For example, high-throughput screening in drug development often involves using a highly multiple 384-well or 1536-well microplate. A common cell is cultured in each of the wells, and to the different wells, a plurality of different candidate pharmaceuticals are added to detect differences in reaction among the cells so that the pharmaceuticals can be screened for pharmaceutical benefit and toxicity. Accordingly, the well position information corresponding to the differences among the added pharmaceuticals needs to be distinguished so that which pharmaceutical has pharmaceutical benefit or toxicity can be evaluated from a gene expression viewpoint.

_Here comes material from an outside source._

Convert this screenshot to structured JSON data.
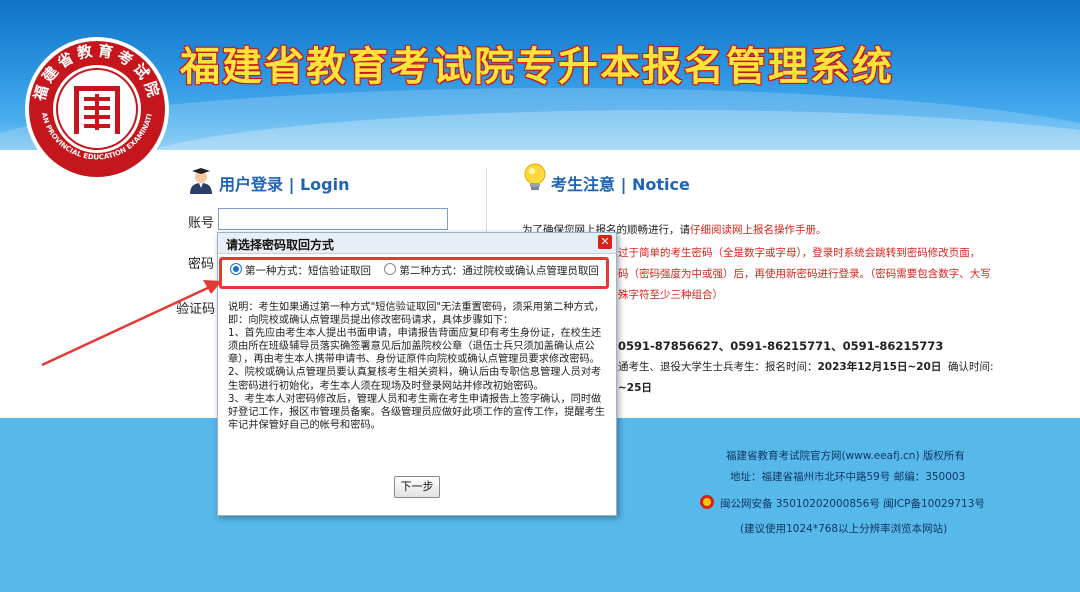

From a technical viewpoint, for example, distinguishing 96 wells separately necessitates providing 96 different beads having an assigned UMI, and having preliminary information on which UMI has been added to which well makes it possible to use the UMI alone to distinctively determine which sequence is derived from which well. To aim for further efficient analysis, however, one assumption is to use, for example, a microchip having 384 wells, 1536 wells, or more microwells, and dispensing all particles having an identifiable UMI to the wells, one particle to one well, is technically possible, but cannot be said to be practical. Such a method involves synthesizing a UMI-bead complex in which one UMI is assigned to one particle.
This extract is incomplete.